Drivers protesting Canada's COVID-19 rules circle the roads in front of Ottawa's airport terminal to slow traffic on Feb. 9, 2022. (Raphael Tremblay/CBC - image credit)
Drivers protesting Canada's COVID-19 rules circle the roads in front of Ottawa's airport terminal to slow traffic on Feb. 9, 2022. (Raphael Tremblay/CBC - image credit)

A key organizer of last winter's convoy protest in Ottawa told the Emergencies Act inquiry on Wednesday that a "slow roll" around the city's airport was meant to send a signal to local authorities, not shut down air travel.

Tom Marazzo was testifying at the Public Order Emergency Commission, which is looking into the federal government's decision to invoke the Emergencies Act on Feb. 14.

Marazzo is an ex-military member who joined the convoy after it arrived in Ottawa to assist with logistics.

He told the commission the "slow roll" around the Ottawa International Airport on the morning of Feb. 10 was in response to a police operation the previous Sunday night at a convoy encampment on Coventry Road.

Several witnesses have testified that police seized fuel from protesters leaving the site, despite an earlier agreement between police and protesters. Several witnesses have stated the police action damaged trust between the two sides.

Raphael Tremblay/CBC
Raphael Tremblay/CBC

"My conversation with Ottawa police the next day was, 'if you want to provoke a reaction from this organic movement, from individual truckers, that's the best way to go about it,'" Marazzo said under cross-examination by Paul Champ, a lawyer for a coalition of Ottawa residents and businesses.

"So the slow roll was a warning to the city, that if the police did some kind of enforcement action, the truckers might retaliate in some way," Champ said.

'We've got the ability to move around'

"It wasn't meant as a retaliation, but it was meant really to send a signal that we've got the ability to move around," Marazzo replied. "We can play that game with you, but we don't want to play that game so they'll do the slow roll just to let you know that it is possible."

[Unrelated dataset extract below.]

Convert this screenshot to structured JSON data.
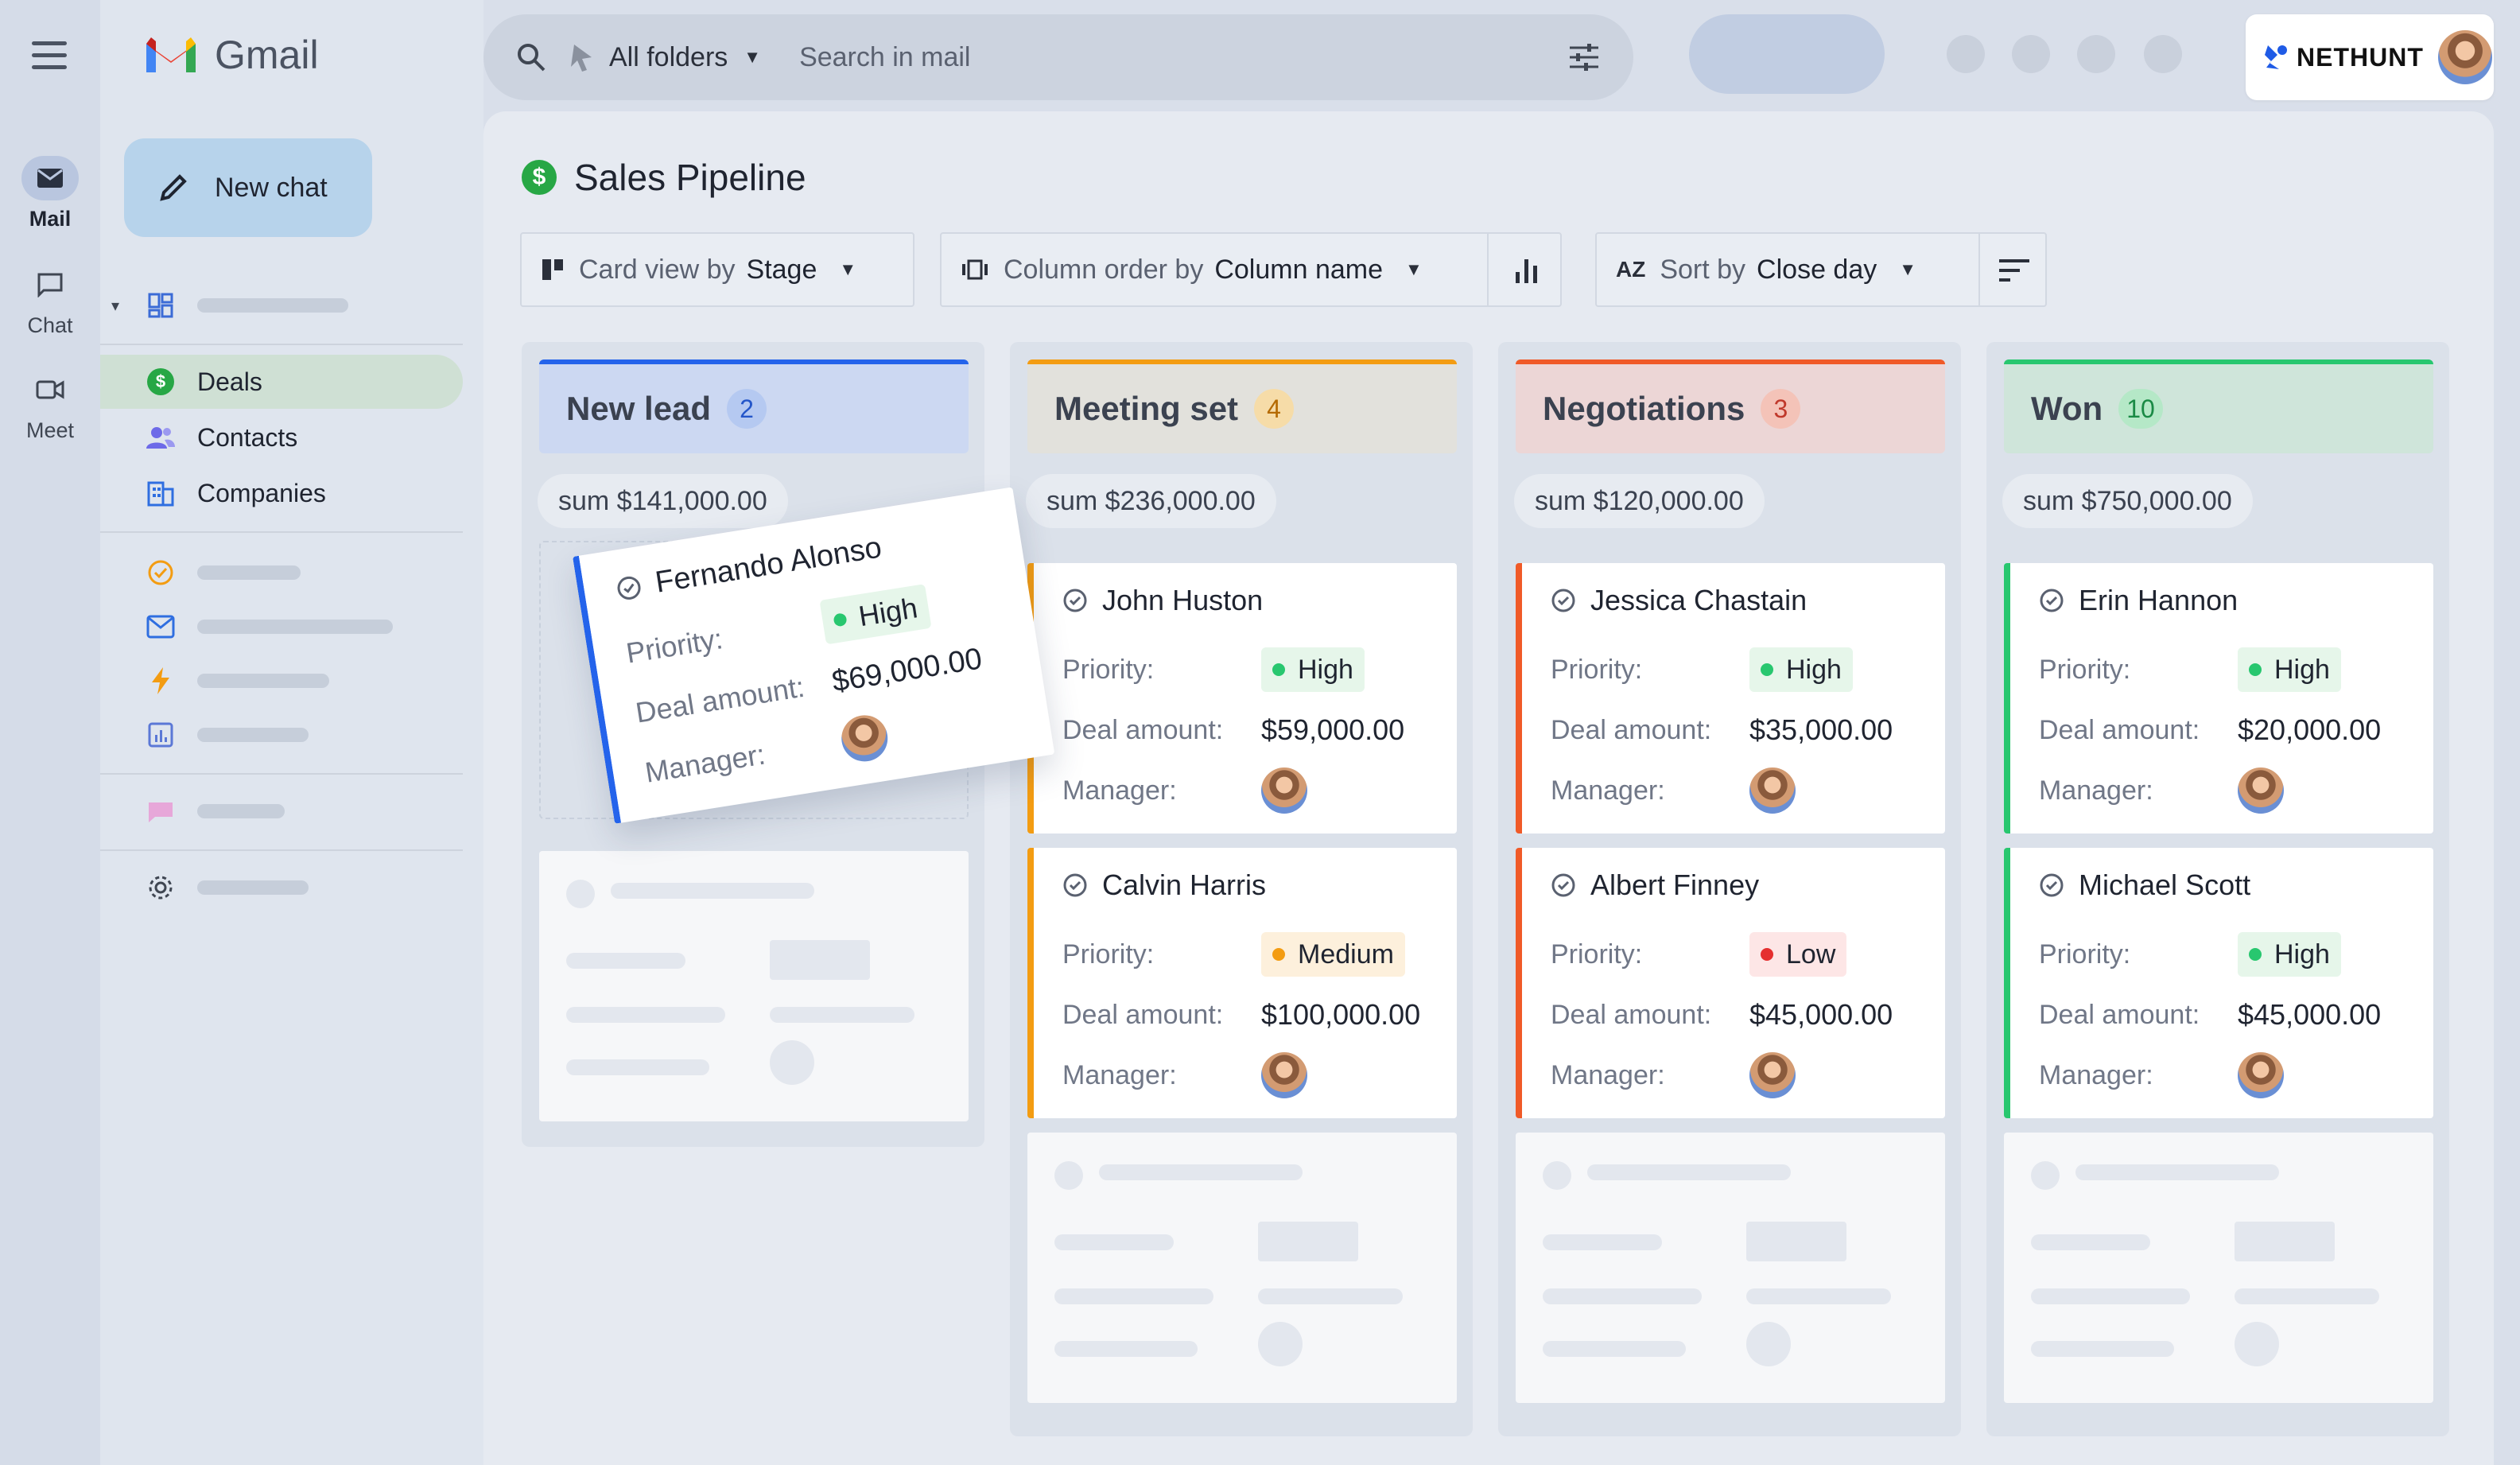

"'The game' meaning, the police enforcing the law," Champ said. "If the police attempt to enforce the law, the truckers, given their size and their numbers will escalate toward the city of Ottawa and the residents."

"I didn't see it [as] lawful to go in and steal people's fuel or their food," Marazzo replied.

Marazzo testified the intention of the slow roll was never to shut down the airport.

"We just wanted to basically send a message that we can still move around the city."

WATCH | King explains why he and protesters 'slow rolled' the Ottawa airport

In a statement issued later that day, the Ottawa International Airport Authority said the slow roll, which involved an estimated 60 to 70 vehicles, had "minimal impact" on the airport's operations.

Earlier in the day, Marrazo told the commission he'd asked another protest organizer to ride along with protester Pat King, whom he said was leading the slow roll past the airport.

Marazzo said he only knew King by reputation, describing the Alberta resident as "a little bit of a wild card."

"The person I sent kept him well-behaved," Marazzo said.

Asked during his testimony later Wednesday whether the slow roll was in retaliation for the police action at Coventry Road, King said "not at all."